HDF5 files / Data Evaluation
Display HDF5 File
You can display the HDF5 file you obtained from CAMELS by dragging-and-dropping it into the h5 group’s web viewer or any other HDF5-viewer.
Using the NOMAD CAMELS toolbox
Hint
We try to provide the most often necessary steps for data evaluation in our toolbox. We recommend using the toolbox. For more information, see the toolbox documentation
Using h5py
Note
For most data, we provide a more convinient way to handle the data, see the NOMAD CAMELS toolbox.
Warning
This section uses older versions of the CAMELS data structure and may be deprecated in some parts. The concepts about Using h5py are still valid.
Reading HDF5 Files from CAMELS
You can read a measurement file using the Python h5py package.
To work with your data in Python run
import h5py
f = h5py.File('mytestfile.hdf5', 'r')
You can access the contents of the HDF5 file just like a dictionary.
Create Data Plots
This is how you can create a 2D-plot from a detector where the motor was moved in x and y direction and for each position the detector was read
import h5py
import matplotlib.pyplot as plt
f = h5py.File("data.h5", 'r')
all_measurement_keys = list(f.keys()) # List of all the measurements that were performed
# Pick a single measurement
measurement = f['2023-12-01T10:47:44.718633+01:00']
keys_measurement = list(measurement.keys()) # List of all the entries to this measurement
# Pick a single data set
data = measurement['data']
data_keys = list(data.keys()) # List of all the channels that were read
# Get the data of a single channel you read
detector_data = data['demo_instrument_detectorComm']
motorx_data = data['demo_instrument_motorX']
motory_data = data['demo_instrument_motorY']

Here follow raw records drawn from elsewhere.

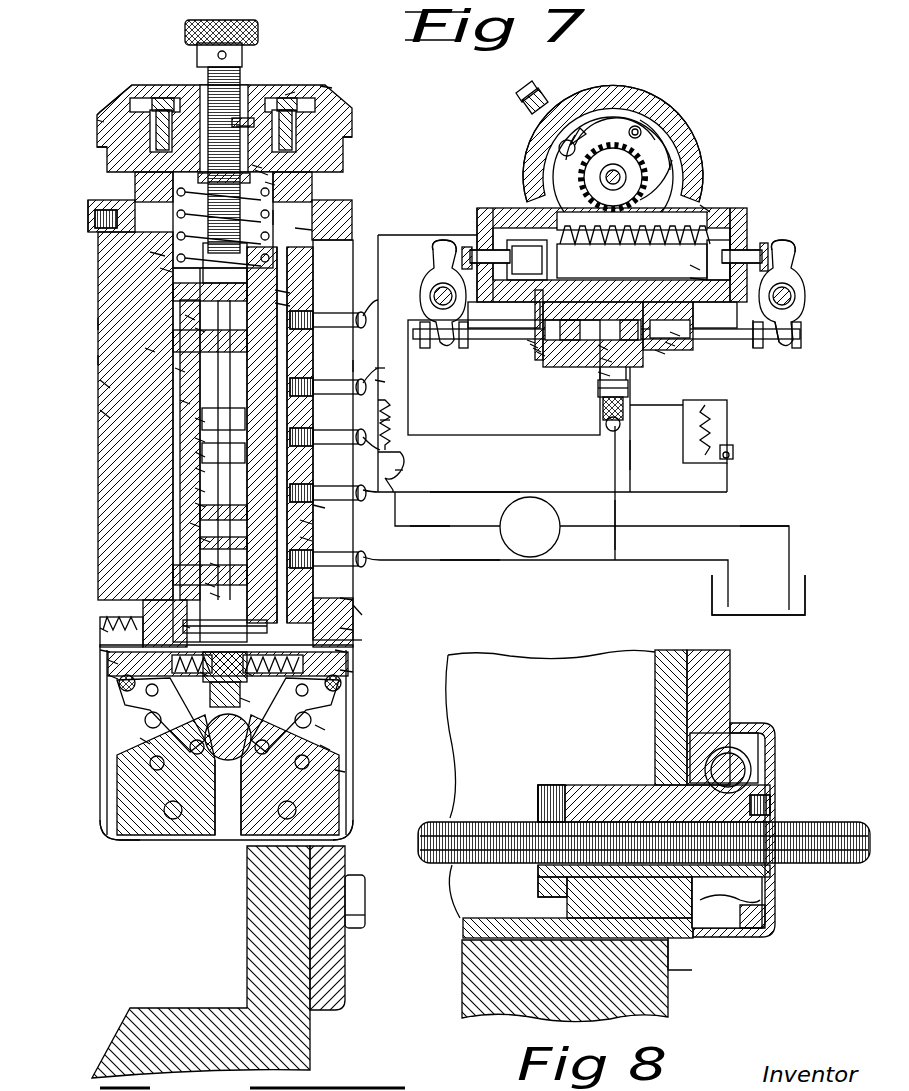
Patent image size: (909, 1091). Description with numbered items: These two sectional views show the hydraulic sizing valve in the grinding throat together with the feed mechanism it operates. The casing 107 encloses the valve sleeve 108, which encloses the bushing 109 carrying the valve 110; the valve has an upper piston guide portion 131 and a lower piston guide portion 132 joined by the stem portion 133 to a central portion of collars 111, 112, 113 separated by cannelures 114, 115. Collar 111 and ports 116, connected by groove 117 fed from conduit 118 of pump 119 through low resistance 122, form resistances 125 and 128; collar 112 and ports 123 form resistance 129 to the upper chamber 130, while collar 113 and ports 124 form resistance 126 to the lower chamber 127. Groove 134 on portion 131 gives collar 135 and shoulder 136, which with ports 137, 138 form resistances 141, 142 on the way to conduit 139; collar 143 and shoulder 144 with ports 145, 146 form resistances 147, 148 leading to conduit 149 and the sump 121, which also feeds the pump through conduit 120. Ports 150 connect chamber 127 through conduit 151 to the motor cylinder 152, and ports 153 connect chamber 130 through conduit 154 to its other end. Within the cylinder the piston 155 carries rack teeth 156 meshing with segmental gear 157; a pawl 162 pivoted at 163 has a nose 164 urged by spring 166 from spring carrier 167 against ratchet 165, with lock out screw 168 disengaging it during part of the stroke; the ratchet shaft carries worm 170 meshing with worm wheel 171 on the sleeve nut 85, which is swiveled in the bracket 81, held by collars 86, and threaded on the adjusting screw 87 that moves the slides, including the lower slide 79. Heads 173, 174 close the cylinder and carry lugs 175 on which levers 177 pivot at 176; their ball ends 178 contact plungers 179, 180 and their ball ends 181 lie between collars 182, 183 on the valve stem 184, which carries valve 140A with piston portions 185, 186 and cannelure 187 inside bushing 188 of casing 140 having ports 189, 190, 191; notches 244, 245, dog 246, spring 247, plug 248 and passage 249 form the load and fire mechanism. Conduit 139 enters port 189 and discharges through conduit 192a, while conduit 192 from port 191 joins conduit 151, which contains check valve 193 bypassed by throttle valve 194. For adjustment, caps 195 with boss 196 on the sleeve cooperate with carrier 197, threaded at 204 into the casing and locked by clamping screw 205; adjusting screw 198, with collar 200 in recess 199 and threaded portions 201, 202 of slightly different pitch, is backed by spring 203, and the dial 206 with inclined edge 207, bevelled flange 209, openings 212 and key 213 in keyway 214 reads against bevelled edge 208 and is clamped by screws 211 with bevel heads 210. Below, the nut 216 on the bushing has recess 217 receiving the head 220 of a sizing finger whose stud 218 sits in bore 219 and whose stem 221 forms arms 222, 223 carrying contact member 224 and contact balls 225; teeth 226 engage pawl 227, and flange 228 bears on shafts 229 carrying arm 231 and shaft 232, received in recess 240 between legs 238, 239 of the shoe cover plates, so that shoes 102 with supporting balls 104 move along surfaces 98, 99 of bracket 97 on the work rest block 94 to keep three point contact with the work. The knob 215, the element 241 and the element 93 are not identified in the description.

In FIG. 7, the knob 215 is at (258, 34).
In FIG. 7, the adjusting screw 198 is at (212, 72).
In FIG. 7, the pin 214 is at (245, 122).
In FIG. 7, the pin 213 is at (248, 124).
In FIG. 7, the cap recess 209 is at (290, 94).
In FIG. 7, the cap chamfer 212 is at (327, 86).
In FIG. 7, the cap screws 210 is at (165, 100).
In FIG. 7, the cap shoulder 211 is at (330, 125).
In FIG. 7, the bore 197 is at (262, 172).
In FIG. 7, the collar 201 is at (258, 168).
In FIG. 7, the flange 200 is at (270, 183).
In FIG. 7, the spring seat 199 is at (250, 182).
In FIG. 7, the cap top 207 is at (118, 88).
In FIG. 7, the cap 206 is at (112, 100).
In FIG. 7, the cap side 208 is at (100, 122).
In FIG. 7, the spring 203 is at (268, 205).
In FIG. 7, the spring chamber wall 202 is at (276, 216).
In FIG. 7, the chamber wall 204 is at (300, 231).
In FIG. 7, the side plate 205 is at (92, 220).
In FIG. 7, the sleeve 196 is at (160, 255).
In FIG. 7, the spring 195 is at (168, 270).
In FIG. 7, the valve body 131 is at (225, 263).
In FIG. 7, the port 136 is at (282, 293).
In FIG. 7, the port 142 is at (282, 305).
In FIG. 7, the passage 109 is at (190, 318).
In FIG. 7, the housing wall 138 is at (100, 323).
In FIG. 7, the bore 135 is at (200, 330).
In FIG. 7, the passage 107 is at (150, 350).
In FIG. 7, the housing 137 is at (100, 360).
In FIG. 7, the passage 108 is at (180, 370).
In FIG. 7, the wall 130 is at (105, 385).
In FIG. 7, the passage 112 is at (185, 402).
In FIG. 7, the wall 123 is at (105, 415).
In FIG. 7, the valve spool land 128 is at (223, 419).
In FIG. 7, the valve spool land 125 is at (223, 453).
In FIG. 7, the passage 114 is at (200, 420).
In FIG. 7, the passage 111 is at (200, 440).
In FIG. 7, the passage 117 is at (200, 455).
In FIG. 7, the passage 115 is at (200, 470).
In FIG. 7, the passage 113 is at (200, 490).
In FIG. 7, the passage 124 is at (200, 505).
In FIG. 7, the passage 150 is at (195, 525).
In FIG. 7, the passage 133 is at (205, 540).
In FIG. 7, the spool stem 127 is at (215, 565).
In FIG. 7, the passage 147 is at (210, 585).
In FIG. 7, the stem 132 is at (215, 595).
In FIG. 7, the pipe fitting 134 is at (314, 345).
In FIG. 7, the pipe fitting 129 is at (314, 365).
In FIG. 7, the port block 153 is at (348, 368).
In FIG. 7, the pipe fitting 116 is at (314, 420).
In FIG. 7, the pipe fitting 126 is at (314, 463).
In FIG. 7, the conduit 141 is at (380, 368).
In FIG. 7, the conduit 154 is at (385, 381).
In FIG. 7, the resistor 241 is at (392, 420).
In FIG. 7, the valve 122 is at (402, 466).
In FIG. 7, the passage 145 is at (318, 506).
In FIG. 7, the passage 143 is at (305, 522).
In FIG. 7, the passage 144 is at (305, 539).
In FIG. 7, the pipe fitting 148 is at (340, 580).
In FIG. 7, the flange 146 is at (345, 599).
In FIG. 7, the flange edge 219 is at (360, 612).
In FIG. 7, the body base 110 is at (345, 630).
In FIG. 7, the housing top 226 is at (362, 641).
In FIG. 7, the plate 216 is at (340, 651).
In FIG. 7, the bar 228 is at (345, 671).
In FIG. 7, the screws 229 is at (342, 686).
In FIG. 7, the pin 238 is at (312, 718).
In FIG. 7, the lever 239 is at (320, 728).
In FIG. 7, the lever 240 is at (325, 748).
In FIG. 7, the wedge 104 is at (340, 771).
In FIG. 7, the wedge blocks 102 is at (335, 788).
In FIG. 7, the pin 231 is at (145, 718).
In FIG. 7, the lever 232 is at (143, 740).
In FIG. 7, the spring 218 is at (102, 630).
In FIG. 7, the housing 227 is at (103, 650).
In FIG. 7, the disc 217 is at (185, 628).
In FIG. 7, the bar 220 is at (112, 662).
In FIG. 7, the bar 221 is at (112, 677).
In FIG. 7, the spring 222 is at (205, 675).
In FIG. 7, the plunger 224 is at (212, 695).
In FIG. 7, the spring 223 is at (248, 675).
In FIG. 7, the plunger end 225 is at (243, 698).
In FIG. 7, the ball 93 is at (232, 840).
In FIG. 7, the housing bottom 98 is at (130, 842).
In FIG. 7, the housing bottom 99 is at (350, 840).
In FIG. 7, the base 94 is at (258, 934).
In FIG. 7, the base side 97 is at (340, 962).
In FIG. 7, the pawl 166 is at (577, 130).
In FIG. 7, the ring 162 is at (612, 125).
In FIG. 7, the pin 163 is at (638, 128).
In FIG. 7, the bolt 168 is at (526, 108).
In FIG. 7, the pin 167 is at (560, 148).
In FIG. 7, the ring 164 is at (655, 167).
In FIG. 7, the gear 157 is at (645, 180).
In FIG. 7, the gear 165 is at (580, 178).
In FIG. 7, the end plate 174 is at (480, 210).
In FIG. 7, the housing 155 is at (705, 208).
In FIG. 7, the gear housing 152 is at (722, 210).
In FIG. 7, the end plate 173 is at (748, 213).
In FIG. 7, the shaft 180 is at (470, 250).
In FIG. 7, the shaft 179 is at (760, 253).
In FIG. 7, the lever end 178 is at (790, 250).
In FIG. 7, the lever 177 is at (440, 257).
In FIG. 7, the pivot 175 is at (432, 284).
In FIG. 7, the pivot pin 176 is at (811, 301).
In FIG. 7, the rack 140A is at (632, 260).
In FIG. 7, the rack teeth 191 is at (635, 246).
In FIG. 7, the rack 156 is at (648, 256).
In FIG. 7, the rack guide 245 is at (685, 278).
In FIG. 7, the block 185 is at (715, 315).
In FIG. 7, the valve 183 is at (530, 341).
In FIG. 7, the valve 184 is at (534, 346).
In FIG. 7, the valve 186 is at (537, 350).
In FIG. 7, the valve 188 is at (541, 354).
In FIG. 7, the valve 140 is at (603, 348).
In FIG. 7, the valve 187 is at (605, 360).
In FIG. 7, the valve 189 is at (603, 374).
In FIG. 7, the nut 190 is at (605, 397).
In FIG. 7, the valve 246 is at (675, 334).
In FIG. 7, the valve 247 is at (670, 344).
In FIG. 7, the valve 249 is at (660, 352).
In FIG. 7, the solenoid 244 is at (625, 395).
In FIG. 7, the solenoid end 248 is at (622, 420).
In FIG. 7, the rod end 182 is at (757, 348).
In FIG. 7, the lever end 181 is at (778, 343).
In FIG. 7, the circuit box 139 is at (504, 377).
In FIG. 7, the switch 194 is at (727, 430).
In FIG. 7, the contact 193 is at (733, 454).
In FIG. 7, the wire 192 is at (631, 455).
In FIG. 7, the wire 151 is at (500, 490).
In FIG. 7, the wire 118 is at (481, 525).
In FIG. 7, the motor 119 is at (558, 522).
In FIG. 7, the wire 192a is at (617, 516).
In FIG. 7, the wire 120 is at (705, 530).
In FIG. 7, the wire 149 is at (490, 562).
In FIG. 7, the battery 121 is at (712, 600).
In FIG. 8, the housing 81 is at (668, 672).
In FIG. 8, the hub 85 is at (608, 800).
In FIG. 8, the nuts 86 is at (540, 795).
In FIG. 8, the shaft 87 is at (815, 825).
In FIG. 8, the bearing 170 is at (752, 770).
In FIG. 8, the cap 171 is at (766, 905).
In FIG. 8, the plate 79 is at (672, 1000).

# These HDF5 datasets act very similar to ndarrays
# And can be used very similar to any np.array
for index, detector_data_point in enumerate(detector_data):
plt.scatter(motorx_data[index],
motory_data[index] ,
c=detector_data_point,
marker=',' ,
cmap='viridis',
vmin=min(detector_data),
vmax=max(detector_data)
)
Get Metadata
Navigate the file like a Python dictionary to get the desired metadata:
Protocol Overview and Python Script
To get the protocol overview of the performed measurement run
import h5py
import matplotlib.pyplot as plt
f = h5py.File("data.h5", 'r')
all_measurement_keys = list(f.keys()) # List of all the measurements that were performed
# Pick a single measurement
measurement = f['2023-12-01T10:47:44.718633+01:00']

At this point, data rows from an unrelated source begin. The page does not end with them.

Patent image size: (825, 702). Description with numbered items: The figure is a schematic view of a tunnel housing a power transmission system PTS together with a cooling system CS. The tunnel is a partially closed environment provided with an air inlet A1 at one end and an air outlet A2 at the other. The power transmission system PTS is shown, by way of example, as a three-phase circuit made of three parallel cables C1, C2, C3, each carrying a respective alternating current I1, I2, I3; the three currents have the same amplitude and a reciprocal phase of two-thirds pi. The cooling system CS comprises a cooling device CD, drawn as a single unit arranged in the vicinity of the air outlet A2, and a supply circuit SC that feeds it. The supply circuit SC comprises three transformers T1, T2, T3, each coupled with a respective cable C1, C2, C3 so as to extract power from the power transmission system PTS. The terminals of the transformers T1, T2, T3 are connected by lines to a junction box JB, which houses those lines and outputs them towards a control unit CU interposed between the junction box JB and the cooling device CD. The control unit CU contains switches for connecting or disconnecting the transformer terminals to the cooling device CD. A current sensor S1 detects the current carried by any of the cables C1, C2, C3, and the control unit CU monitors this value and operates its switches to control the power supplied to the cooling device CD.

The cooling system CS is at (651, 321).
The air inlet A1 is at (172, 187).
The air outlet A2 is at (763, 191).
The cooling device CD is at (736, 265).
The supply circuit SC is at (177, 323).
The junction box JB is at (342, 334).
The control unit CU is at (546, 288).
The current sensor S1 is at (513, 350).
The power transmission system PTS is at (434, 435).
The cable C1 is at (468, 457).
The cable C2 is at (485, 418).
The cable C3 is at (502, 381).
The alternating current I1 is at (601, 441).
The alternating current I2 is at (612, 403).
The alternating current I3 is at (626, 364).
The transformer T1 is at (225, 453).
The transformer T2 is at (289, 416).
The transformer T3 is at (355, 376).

# The strings are saved as UTF-8 encoded bytes
protocol_overview = measurement['protocol_overview'][()].decode('utf-8')
print(protocol_overview)
To get the Python script of the performed measurement run
python_script = measurement['python_script'][()].decode('utf-8')
print(python_script)
Instrument Settings
All instrument settings are found in measurement/instrument/environment/<instrument_name>
. You can then list the saved meta data of a single instrument if you run
meta_data_demo_instrument = measurement['instrument']['environment']['demo_instrument']
meta_data_demo_instrument_keys = list(meta_data_demo_instrument.keys())

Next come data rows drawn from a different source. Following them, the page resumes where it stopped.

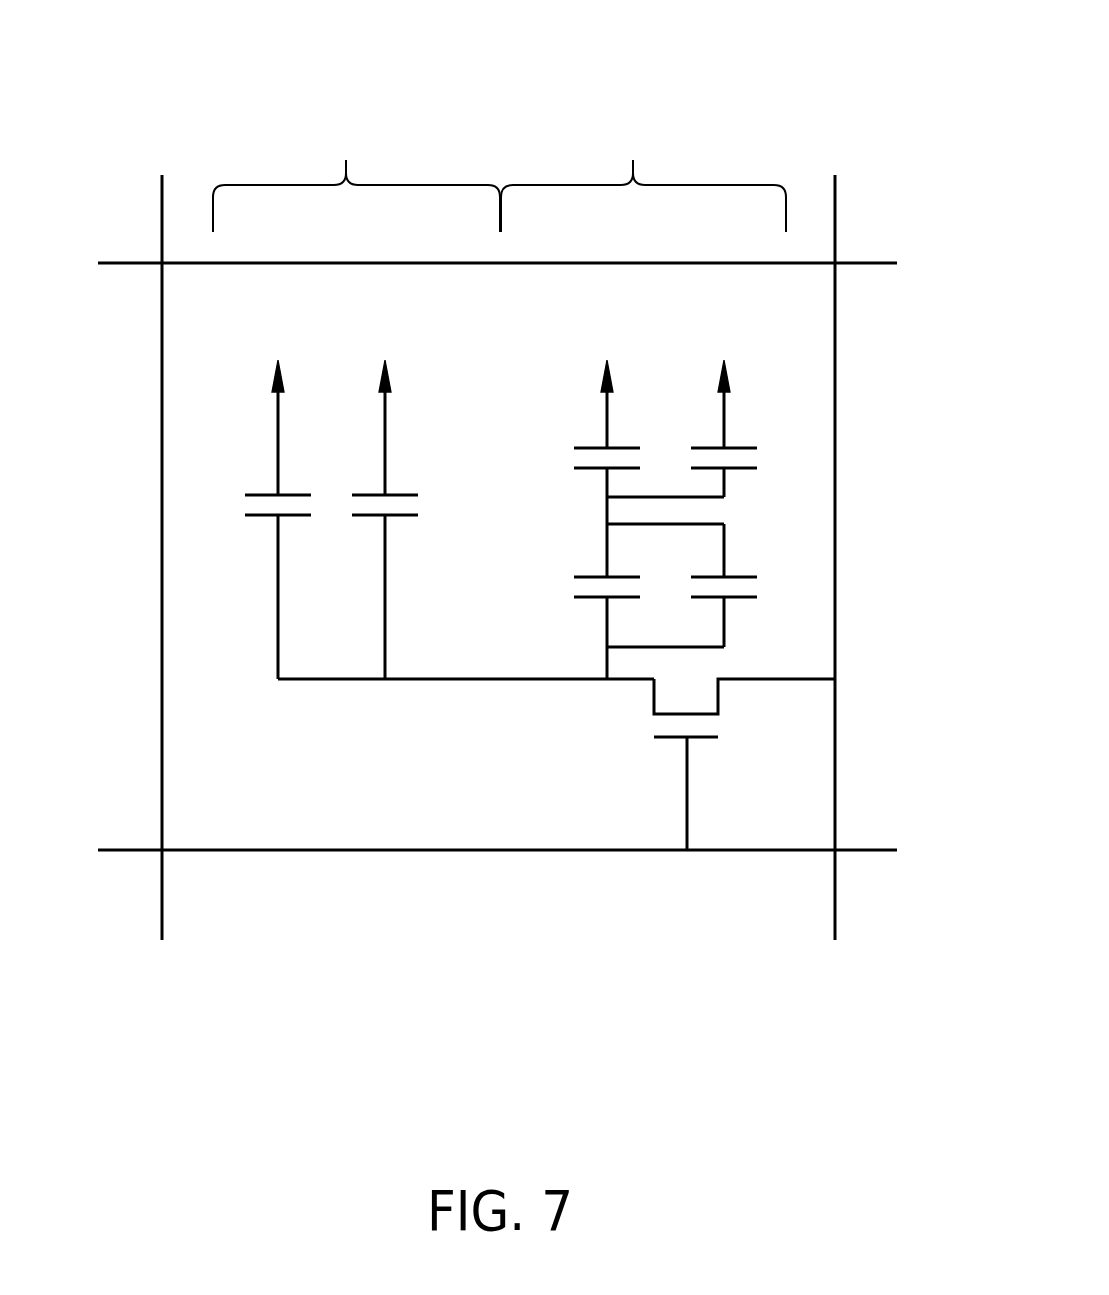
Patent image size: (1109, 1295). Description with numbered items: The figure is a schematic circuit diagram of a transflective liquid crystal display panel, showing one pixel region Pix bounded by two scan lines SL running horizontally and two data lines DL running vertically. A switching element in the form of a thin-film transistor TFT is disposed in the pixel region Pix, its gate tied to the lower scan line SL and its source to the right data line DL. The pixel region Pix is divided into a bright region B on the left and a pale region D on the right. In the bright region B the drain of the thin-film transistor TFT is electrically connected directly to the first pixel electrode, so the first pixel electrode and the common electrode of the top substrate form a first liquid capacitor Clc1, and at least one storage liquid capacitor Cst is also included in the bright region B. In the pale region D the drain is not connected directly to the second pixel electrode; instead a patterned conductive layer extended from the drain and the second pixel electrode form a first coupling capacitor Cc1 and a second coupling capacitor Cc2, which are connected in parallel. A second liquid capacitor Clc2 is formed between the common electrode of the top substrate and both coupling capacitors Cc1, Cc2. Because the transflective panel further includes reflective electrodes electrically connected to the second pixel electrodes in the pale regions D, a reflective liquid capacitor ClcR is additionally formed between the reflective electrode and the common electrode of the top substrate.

The pixel region Pix is at (735, 82).
The bright region B is at (356, 177).
The pale region D is at (643, 177).
The scan line SL is at (627, 263).
The data line DL is at (162, 495).
The first liquid capacitor Clc1 is at (259, 519).
The storage liquid capacitor Cst is at (366, 519).
The second liquid capacitor Clc2 is at (587, 428).
The reflective liquid capacitor ClcR is at (737, 428).
The first coupling capacitor Cc1 is at (587, 601).
The second coupling capacitor Cc2 is at (692, 585).
The thin-film transistor TFT is at (720, 764).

print(meta_data_demo_instrument_keys)
... ['model', 'name', 'settings', 'short_name']
To list all the actual settings entered in the Manage Instruments
window run
list(meta_data_demo_instrument['settings'].keys())
... ['amps',
'description',
'detector_noises',
'motor_noises',
'mus',
'set_delays',
'sigmas',
'system_delays'
]
# Get the gaussian line widths (sigma) of the demo_instrument
meta_data_demo_instrument['settings']['sigmas'][()]
... array([5. , 7. , 0.1])
Convert the full HDF5 File to Python Dictionary
You can use this Python script to read your HDF5 recursively and convert it to a nested dictionary.
Note
This is typically not necessary as the HDF5 file can be used like a dictionary in Python but might be useful in some situations.
import h5py
def h5_to_dict(h5file):
def h5_to_dict_rec(h5group):
d = {}
for key, item in h5group.items():
if isinstance(item, h5py.Dataset):
d[key] = item[()]
elif isinstance(item, h5py.Group):
d[key] = h5_to_dict_rec(item)
return d
with h5py.File(h5file, 'r') as f:
return h5_to_dict_rec(f)
# Example usage:
data = h5_to_dict(r'C:\Users\file.h5')
Then access the relevant data by navigating through the dictionary.